Cela dit, cette semaine, je m’exécute. Car cette fois, notre toujours pétulant président y est allé très fort : expulsion de l’ambassadeur des États-Unis en solidarité avec la Bolivie d’Evo Morales; lancement, au cours d’un meeting, de la déjà célèbre injure yankees de merde, aussitôt reprise par la presse internationale (qui doit bien se mettre quelque chose de croustillant sous la dent, merci Hugo!); enfin, annonce de prochaines manœuvres de la flotte russe dans les Caraïbes, au départ des ports vénézuéliens, sans parler de l’atterrissage cette semaine de deux bombardiers russes TU-160 sur la base aérienne Libertador de Maracay, au Venezuela.
Un cran plus haut
Bref, ces derniers jours, la tension politique est montée d’un sérieux cran, non seulement au Venezuela, mais aussi en Amérique latine et dans le monde. Car une mise en relation est aussitôt faite avec un autre point chaud du globe : la Géorgie, l’Ukraine… Non sans raison, car il y a quelque chose qui ressemble à une réponse du berger à la bergère dans cette escalade de plus en plus exacerbée.
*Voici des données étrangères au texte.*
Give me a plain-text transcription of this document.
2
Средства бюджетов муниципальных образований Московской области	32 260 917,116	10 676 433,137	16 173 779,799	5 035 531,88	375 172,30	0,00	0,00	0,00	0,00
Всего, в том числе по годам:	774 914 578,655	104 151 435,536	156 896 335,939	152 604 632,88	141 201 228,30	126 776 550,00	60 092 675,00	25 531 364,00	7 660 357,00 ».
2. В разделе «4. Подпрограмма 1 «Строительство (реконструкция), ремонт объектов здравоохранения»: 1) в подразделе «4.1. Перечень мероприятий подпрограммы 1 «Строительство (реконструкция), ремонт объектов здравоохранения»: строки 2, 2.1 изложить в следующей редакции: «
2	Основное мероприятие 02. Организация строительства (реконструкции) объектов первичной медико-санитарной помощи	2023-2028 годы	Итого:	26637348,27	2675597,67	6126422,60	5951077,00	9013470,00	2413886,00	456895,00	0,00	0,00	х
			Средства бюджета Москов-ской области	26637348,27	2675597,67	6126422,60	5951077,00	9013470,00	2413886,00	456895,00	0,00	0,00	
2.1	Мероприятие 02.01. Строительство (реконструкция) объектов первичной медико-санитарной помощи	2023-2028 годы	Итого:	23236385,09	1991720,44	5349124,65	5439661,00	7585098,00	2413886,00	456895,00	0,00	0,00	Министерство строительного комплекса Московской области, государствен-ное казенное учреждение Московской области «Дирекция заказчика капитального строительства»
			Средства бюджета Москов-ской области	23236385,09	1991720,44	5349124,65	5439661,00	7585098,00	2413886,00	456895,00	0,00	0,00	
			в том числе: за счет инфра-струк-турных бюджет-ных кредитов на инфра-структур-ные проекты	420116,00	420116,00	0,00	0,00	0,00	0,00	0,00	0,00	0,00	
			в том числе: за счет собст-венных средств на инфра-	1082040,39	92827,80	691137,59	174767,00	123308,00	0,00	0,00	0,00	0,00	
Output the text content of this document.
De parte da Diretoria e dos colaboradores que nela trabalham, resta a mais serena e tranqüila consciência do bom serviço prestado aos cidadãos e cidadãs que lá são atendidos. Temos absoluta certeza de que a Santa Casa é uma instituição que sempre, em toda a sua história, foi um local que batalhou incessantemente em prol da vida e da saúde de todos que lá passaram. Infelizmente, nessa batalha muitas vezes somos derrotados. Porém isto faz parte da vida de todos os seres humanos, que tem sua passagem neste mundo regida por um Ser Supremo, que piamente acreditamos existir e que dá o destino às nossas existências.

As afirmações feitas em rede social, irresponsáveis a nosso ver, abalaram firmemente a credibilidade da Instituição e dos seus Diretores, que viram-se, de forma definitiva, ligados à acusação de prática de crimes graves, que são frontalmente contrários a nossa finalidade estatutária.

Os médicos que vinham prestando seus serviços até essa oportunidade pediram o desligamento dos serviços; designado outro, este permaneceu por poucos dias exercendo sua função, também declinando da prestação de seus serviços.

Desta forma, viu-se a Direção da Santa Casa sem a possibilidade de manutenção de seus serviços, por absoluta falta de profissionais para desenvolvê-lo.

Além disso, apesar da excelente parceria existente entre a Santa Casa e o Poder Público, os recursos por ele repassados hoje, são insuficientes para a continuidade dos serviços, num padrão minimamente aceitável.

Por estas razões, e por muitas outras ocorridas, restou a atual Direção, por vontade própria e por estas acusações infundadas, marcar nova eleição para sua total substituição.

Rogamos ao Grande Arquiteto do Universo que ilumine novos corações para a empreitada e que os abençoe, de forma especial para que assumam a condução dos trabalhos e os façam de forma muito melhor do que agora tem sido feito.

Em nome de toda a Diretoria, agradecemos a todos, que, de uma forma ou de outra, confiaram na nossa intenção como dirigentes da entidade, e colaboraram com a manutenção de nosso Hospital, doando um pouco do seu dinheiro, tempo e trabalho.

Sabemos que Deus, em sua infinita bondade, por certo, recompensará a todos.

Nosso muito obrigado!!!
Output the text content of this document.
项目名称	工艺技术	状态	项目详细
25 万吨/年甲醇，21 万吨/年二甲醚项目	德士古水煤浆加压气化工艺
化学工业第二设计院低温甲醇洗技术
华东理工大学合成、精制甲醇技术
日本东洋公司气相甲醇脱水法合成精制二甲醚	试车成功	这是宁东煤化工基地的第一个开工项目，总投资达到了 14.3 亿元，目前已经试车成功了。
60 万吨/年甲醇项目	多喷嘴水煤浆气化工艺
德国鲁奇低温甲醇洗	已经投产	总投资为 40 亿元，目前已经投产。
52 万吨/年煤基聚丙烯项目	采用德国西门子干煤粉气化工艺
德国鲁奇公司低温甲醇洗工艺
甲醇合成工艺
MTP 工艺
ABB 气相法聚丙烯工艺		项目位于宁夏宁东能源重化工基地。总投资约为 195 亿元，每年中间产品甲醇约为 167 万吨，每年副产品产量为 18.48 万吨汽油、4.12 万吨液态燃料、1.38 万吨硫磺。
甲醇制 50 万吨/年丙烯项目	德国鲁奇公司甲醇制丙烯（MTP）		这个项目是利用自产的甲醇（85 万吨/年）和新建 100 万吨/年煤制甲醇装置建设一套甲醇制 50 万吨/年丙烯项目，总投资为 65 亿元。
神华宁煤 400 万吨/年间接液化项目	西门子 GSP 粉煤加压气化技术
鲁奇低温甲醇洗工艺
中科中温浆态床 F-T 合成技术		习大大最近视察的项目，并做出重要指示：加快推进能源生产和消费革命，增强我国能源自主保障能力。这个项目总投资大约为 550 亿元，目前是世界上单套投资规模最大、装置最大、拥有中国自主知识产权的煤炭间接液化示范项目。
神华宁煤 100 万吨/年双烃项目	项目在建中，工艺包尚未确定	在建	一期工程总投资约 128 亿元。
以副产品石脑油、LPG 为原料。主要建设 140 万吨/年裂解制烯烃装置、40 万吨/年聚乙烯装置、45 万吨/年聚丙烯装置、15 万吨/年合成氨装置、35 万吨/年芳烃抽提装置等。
Mais ne nous emballons pas, et remettons tout cela en perspective :
- Une nouvelle guerre froide? Bof… Sait-on que les États-Unis capitalisent a eux seuls 45,7 % des dépenses militaires dans le monde et que la Russie se trouve loin derrière, avec seulement 3 %. Précèdent cette dernière le Royaume-Uni (5,1 %), la France (4,6 %), la Chine (4,3 %), le Japon (3,8 %) et l’Allemagne (3,2 %) [chiffres de 2006, rapport du GRIP]. La Russie se veut puissance, mais elle n’est pas suicidaire à ce point, et elle n’oublie sans doute pas que l’Union soviétique a perdu la guerre froide en partie parce qu’elle ne pouvait pas soutenir la course aux armements imposée par les États-Unis.
- Chávez lance des gros mots au gouvernement des États-Unis? Bof… Premièrement, il le fait devant un parterre de partisans, où ce langage est obligé : il faut bien maintenir le moral des troupes. Deuxièmement, ce n’est pas la première fois, ni la dernière qu’il manie l’injure suprême, c’est un style qu’il cultive avec soin, une sorte d’image de marque. Troisièmement, il faut savoir que cette injure anti-yankee reste toujours porteuse en Amérique latine, où bien des gens (et même des dirigeants) pensent la même chose tout bas, mais n’osent pas le dire. Que quelqu’un le dise à leur place, c’est pour eux une sorte d’exutoire, c’est pour Chávez la possibilité d’engranger de la popularité auprès des foules. Quatrièmement, ce n’est pas pour quelques mots mal placés que le Venezuela va couper ses robinets de pétrole à destination des États-Unis. Gros mots ou pas gros mots, le commerce reste étonnamment prospère entre les deux pays.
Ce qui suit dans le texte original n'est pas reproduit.